April 6, 2009

Maria Montessori

So, it turns out that just about everybody has an opinion about how children learn. And how they think they learn affects how they think children should be taught. I guess that makes sense. I have a few myself. I think my children have a few ideas of their own as well. Joe's ideas appear to involve not wearing pants. Sigh.

There are a lot of educational philosophies based on one, or a combination of theories by different psychologists and educators. I thought I would start with a fun one: Maria Montessori. Montessori has always fascinated me, although, I have to confess, I do not think I have the discipline to follow it. Plus, I really like just playing and getting messy. I am pretty sure children do, too. At least mine sure seem to.

Maria Montessori (1870-1952) started her school in Italy in 1907. I think of it as the "little adult" method. Yes, this is an extreme over simplification. Since I do not want to blog about just one method for pages and pages, I will summarize a bit, and maybe I will go into some things more later. In a Montessori classroom the teacher directs the activities which are divided into four big areas: daily-living skills, sensorial, academic, and cultural and artistic abilities. The goal of these activities is to build skills and to build the "inner construction of discipline, organization, independence, and self-esteem through concentration on a precise and complete cycle of activity" (Lillard 1972, p.71) Basically, the student chooses from several teacher selected activities that are self-correcting, completes the task, puts it back, selects another one.
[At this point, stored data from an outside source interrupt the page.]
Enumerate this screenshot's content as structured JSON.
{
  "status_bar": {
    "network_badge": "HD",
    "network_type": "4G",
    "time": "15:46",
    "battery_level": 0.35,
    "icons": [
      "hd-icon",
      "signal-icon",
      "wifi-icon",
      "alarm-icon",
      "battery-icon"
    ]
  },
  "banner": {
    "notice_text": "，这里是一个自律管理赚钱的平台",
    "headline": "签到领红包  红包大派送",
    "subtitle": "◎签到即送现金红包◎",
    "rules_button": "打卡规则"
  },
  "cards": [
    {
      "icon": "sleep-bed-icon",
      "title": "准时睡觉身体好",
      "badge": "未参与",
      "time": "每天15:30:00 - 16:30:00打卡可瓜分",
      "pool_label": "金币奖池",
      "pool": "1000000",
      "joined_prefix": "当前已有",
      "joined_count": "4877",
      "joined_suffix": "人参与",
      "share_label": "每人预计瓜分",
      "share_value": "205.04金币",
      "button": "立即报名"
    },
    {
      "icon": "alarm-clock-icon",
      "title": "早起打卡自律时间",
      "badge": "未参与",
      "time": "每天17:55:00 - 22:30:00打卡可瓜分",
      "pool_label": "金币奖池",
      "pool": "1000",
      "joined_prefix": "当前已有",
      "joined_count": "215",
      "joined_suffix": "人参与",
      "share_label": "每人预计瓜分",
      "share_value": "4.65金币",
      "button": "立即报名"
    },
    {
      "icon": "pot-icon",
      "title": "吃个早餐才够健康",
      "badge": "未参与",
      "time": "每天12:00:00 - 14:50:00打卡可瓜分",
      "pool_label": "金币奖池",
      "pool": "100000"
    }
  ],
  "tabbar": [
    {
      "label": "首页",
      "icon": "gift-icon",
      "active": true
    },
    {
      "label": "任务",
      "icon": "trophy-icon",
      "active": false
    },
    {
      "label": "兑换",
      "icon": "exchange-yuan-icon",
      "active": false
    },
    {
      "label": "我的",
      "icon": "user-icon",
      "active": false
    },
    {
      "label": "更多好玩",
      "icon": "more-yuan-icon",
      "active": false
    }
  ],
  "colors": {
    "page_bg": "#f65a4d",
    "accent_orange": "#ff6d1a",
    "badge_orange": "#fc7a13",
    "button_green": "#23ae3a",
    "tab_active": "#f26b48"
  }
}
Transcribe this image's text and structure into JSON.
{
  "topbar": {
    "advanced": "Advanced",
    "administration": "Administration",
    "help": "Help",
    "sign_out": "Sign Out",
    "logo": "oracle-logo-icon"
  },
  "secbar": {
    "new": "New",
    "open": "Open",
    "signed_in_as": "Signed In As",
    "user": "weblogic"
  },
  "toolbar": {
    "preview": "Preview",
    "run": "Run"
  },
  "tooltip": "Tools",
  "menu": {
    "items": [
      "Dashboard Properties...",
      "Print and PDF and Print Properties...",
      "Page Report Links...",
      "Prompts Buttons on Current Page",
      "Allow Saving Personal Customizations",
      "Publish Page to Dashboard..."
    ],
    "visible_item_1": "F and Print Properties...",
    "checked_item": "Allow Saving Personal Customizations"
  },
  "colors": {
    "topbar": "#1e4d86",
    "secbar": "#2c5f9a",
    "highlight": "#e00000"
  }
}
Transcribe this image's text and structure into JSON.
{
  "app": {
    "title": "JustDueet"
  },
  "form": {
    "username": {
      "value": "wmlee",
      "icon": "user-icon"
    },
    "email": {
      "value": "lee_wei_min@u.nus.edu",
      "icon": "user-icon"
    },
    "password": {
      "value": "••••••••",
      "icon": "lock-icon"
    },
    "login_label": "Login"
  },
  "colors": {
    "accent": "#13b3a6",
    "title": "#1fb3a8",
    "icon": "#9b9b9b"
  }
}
Obviously a little different depending on the catagory. For a different description of the Montessori method see Wondertime's description here.

I used to be fascinated my the Montessori method. However, it was not my favorite method. More of a "there are some very useful techniques and ideas that could easily be included" method. Don't get me wrong, the children in the classrooms I have visited seemed thrilled. I am just a big fan of opportunities to explore. Here are some things that I take away from Montessori:
  1. They can do it. Montessori preschools have child size everything so that children can do everything that they need to. Wash their hands, get and pour themselves a drink, get a toy, put away a toy. Yes, pour the drink. From a child-sized pitcher to a child-sized glass. When I student taught preschool we were encouraged to have the children do as much as they could to put on their own winter gear, for the same reasons I do now, I found that a challenging prospect. It is so much easier to throw a child into the gear myself. However, three children later, I am starting to catch on. It takes a ton of time to get three children ready to go. And just like those preschoolers, my children would prefer I do it as well. However, my same son who insists he is incapable of putting pants on at my request, often shows up wearing different pants when he decided the pants in his drawer were so much cooler than the ones he had on. Bottom line: they can do it. I may have to help with some things, but we can get there. And maybe we start a policy of they try it first. This is not only helpful for me, it is helpful for them. To succeed in a task is pretty thrilling. Just ask my husband how I feel when the kitchen is clean at any given point in the day. :)
  2. Do not be afraid to set higher standards. One of the things that fascinates me, is the children are happy. They are doing peaceful activities and they are happy. Not only that, they get out one project, complete it, put it away and find another. This is not like life at my house. Only in my wildest dreams. But I am working to accomplish my dreams. Maybe not that high, but all children are capable of a lot. And maybe when I spend all day seeing the shortcomings (aka sin) it is hard for me to remember that, especially when I miss one child's success because I am dealing with another child's sin, or poop. As a mommy, I am continually working to up the standards. I just occasionally need a little reminder that they can do so much more.
  3. There is a sequence in learning. Sounds obvious, right? Well, sometimes I forget. Why is Joe always wearing his underpants backwards? It could be becuase he likes to be able to see Buzz Lightyear, which he clearly cannot do if Buzz is on his butt, or it could be becuase mommy never taught him how to tell the front from the back. Given the number of times all of his clothing ends up backwards, there is a good chance I neglected this skill. We taught getting them on, but I forgot the last part-front and back. This is a poor example, but often I find myself getting frustrated trying to teach something, and realize I forgot a step. I need to back up and start from the beginning. As if they know nothing about folding laundry, much less how to fold a napkin correctly, because they probably do not. I need to teach how to flatten and fold before I can teach how to fold in half once, and then another time and then once more. Take a deep breath and back up.
  4. Did I mention they can do it? I think this is one of my favorites. I think I freaked my grandfather out when I let my 18 month son carry glasses to the dishwasher, but he so very much wanted to help, and I reminded him to be careful, and he was only to hand them to the person (his daddy) loading the dishwasher. With the reminder to be very careful, he did a great job!!

1 comment:

Anonymous said...

I enjoy your thoughts on different educational methods! I've discovered a few Montesorri blogs and have enjoyed the fun activity ideas I've gleaned from them.
Somehow your blog got deleted from my list of RSS feeds, so I've been missing your posts. But I'm back to reading them now!